Before he entered the business arena, Eccles was in the public eye first as an Alpine skier at the University of Utah and later as an international competitor in the sport. That background led him to be tapped to manage the development of the Snow Basin venue for the 2002 Winter Olympics.
After graduating from the U, Eccles went on to obtain an MBA from Brigham Young University’s Marriott School of Management. He formerly was affiliated with Wells Fargo Bank’s Wells Capital Management, and currently chairs the board of the Utah-based company COMPLETExRM (also known as PlanPlusOnline), and serves as a board member for Swarmbuilder, Inc. and d3o, a materials technology development firm headquartered in the United Kingdom.
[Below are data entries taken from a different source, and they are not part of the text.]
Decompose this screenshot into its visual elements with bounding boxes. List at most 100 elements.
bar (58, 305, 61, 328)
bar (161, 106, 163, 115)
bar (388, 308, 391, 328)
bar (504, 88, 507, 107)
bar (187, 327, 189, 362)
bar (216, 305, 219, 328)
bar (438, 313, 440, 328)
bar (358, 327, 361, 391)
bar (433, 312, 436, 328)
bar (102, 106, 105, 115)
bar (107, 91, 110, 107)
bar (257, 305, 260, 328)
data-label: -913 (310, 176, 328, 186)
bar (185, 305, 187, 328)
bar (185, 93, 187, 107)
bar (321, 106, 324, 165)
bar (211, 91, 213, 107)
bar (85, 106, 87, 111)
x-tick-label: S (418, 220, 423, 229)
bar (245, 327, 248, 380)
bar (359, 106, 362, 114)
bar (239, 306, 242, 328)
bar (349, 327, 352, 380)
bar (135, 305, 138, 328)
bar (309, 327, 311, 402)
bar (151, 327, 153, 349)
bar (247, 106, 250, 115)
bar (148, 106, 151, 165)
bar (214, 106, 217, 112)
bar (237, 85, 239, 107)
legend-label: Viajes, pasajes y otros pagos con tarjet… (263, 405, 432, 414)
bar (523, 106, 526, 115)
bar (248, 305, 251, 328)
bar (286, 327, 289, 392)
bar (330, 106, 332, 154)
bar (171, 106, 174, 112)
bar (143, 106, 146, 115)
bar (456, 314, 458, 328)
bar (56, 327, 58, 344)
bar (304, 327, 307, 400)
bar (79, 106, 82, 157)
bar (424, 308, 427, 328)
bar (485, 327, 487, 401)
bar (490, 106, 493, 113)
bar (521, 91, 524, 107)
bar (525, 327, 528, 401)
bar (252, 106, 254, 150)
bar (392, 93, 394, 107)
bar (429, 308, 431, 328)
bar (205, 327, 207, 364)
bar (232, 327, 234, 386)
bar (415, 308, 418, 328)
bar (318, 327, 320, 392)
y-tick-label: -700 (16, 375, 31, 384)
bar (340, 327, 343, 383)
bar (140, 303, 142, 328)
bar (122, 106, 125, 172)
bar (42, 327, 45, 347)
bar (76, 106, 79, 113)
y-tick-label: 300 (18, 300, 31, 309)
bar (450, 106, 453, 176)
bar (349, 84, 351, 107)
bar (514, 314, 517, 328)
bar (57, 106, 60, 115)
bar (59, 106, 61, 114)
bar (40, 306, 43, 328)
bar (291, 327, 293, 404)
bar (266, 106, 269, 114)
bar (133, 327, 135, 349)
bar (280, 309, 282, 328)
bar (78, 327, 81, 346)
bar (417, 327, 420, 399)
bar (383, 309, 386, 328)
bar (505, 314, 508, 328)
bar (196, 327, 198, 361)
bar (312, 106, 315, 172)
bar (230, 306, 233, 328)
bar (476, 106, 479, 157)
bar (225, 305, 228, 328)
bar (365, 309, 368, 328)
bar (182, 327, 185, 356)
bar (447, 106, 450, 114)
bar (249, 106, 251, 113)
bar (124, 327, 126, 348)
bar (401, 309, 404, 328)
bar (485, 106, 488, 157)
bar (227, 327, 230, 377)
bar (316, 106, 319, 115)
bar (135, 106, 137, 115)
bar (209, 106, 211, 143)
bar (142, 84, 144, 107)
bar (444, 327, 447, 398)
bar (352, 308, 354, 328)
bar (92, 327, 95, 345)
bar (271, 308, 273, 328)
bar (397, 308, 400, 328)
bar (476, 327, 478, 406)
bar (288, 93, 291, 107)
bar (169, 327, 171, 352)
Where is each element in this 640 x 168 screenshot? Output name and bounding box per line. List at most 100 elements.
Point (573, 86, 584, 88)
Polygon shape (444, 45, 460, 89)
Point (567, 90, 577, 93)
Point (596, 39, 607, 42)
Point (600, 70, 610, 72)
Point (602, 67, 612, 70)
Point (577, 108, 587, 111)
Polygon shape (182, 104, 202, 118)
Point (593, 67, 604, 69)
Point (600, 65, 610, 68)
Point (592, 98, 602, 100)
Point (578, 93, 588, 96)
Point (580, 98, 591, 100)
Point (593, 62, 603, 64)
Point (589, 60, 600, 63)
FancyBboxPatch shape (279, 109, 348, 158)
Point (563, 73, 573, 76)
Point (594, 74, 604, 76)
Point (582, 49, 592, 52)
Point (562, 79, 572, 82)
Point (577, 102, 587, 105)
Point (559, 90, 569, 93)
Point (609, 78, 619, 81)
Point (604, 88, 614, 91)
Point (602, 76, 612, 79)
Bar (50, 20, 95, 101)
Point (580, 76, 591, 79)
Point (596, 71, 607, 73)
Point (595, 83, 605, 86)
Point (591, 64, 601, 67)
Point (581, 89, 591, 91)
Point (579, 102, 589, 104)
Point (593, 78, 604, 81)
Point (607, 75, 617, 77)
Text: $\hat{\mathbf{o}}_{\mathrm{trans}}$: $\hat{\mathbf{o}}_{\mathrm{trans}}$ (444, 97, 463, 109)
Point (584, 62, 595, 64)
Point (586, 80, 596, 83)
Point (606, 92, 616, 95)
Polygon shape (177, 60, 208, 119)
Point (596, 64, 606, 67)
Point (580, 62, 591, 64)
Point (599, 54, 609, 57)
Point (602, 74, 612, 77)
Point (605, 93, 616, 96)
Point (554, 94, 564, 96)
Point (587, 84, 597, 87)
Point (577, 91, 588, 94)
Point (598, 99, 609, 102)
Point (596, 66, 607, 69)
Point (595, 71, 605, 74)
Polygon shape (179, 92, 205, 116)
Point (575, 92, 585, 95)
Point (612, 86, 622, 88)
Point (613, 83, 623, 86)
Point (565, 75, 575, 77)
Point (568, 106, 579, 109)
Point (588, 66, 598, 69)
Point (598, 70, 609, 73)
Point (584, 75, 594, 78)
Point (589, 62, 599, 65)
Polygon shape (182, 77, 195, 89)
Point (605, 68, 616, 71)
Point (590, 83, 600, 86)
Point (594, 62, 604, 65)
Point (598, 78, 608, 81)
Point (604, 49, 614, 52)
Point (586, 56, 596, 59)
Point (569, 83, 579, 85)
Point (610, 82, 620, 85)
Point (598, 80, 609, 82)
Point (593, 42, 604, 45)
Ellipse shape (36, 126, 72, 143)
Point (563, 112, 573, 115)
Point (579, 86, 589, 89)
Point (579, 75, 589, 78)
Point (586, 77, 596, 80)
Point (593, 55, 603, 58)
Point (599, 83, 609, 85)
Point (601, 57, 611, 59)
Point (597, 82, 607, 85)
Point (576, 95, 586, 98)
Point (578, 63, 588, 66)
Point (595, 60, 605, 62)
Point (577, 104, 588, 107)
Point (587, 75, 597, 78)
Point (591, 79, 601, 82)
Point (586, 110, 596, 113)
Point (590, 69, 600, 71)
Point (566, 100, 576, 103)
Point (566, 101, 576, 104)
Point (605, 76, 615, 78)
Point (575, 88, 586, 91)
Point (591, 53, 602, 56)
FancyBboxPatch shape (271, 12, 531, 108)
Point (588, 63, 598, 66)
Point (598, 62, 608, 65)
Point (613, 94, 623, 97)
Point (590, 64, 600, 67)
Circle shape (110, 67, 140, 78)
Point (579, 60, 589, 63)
His business interests also include ranching operations and service on the boards of two restaurants and several nonprofits.
With all this experience, Eccles is well aware of the challenges of doing business these days, even as he works to meet GOED’s mandate to create and grow local companies, recruit out-of-state companies, and increase tourism and film production in Utah.
The most pressing issues for GOED, he says, are assessing what kinds of businesses the state should attract and retain, developing a strategy to accomplish that and helping existing Utah businesses navigate the current economy.
GOED’s staff was well-motivated and skilled when Eccles took charge, and “we were able to move forward with decisiveness despite a difficult economy,” he says.
The past year’s accomplishments were set upon the foundation built by his predecessors, he says. For example, GOED’s International Trade and Diplomacy Office assisted 420 Utah companies to do business internationally and trained 845 companies through 35 training and mentoring events. The Procurement Technical Assistance Centers worked with Utah clients to achieve record-breaking contract awards that resulted in $500 million and 10,000 jobs created or retained. In addition, the West Coast Business Marketing Initiative was launched to attract West Coast companies.
To meet GOED’s mandate, Eccles says the organization must strengthen its Business Cluster Strategy, focusing on the life sciences, software development and information technology, aerospace and aviation, defense and homeland security, financial services, energy and natural resources, and outdoor products industries.
Gov. Gary Herbert’s Optimization committee has developed a roadmap for continuing to streamline state government, Eccles says. “Utah is on the right path to continue leading the nation through the implementation of Gov. Herbert’s vision for economic development, education and energy.”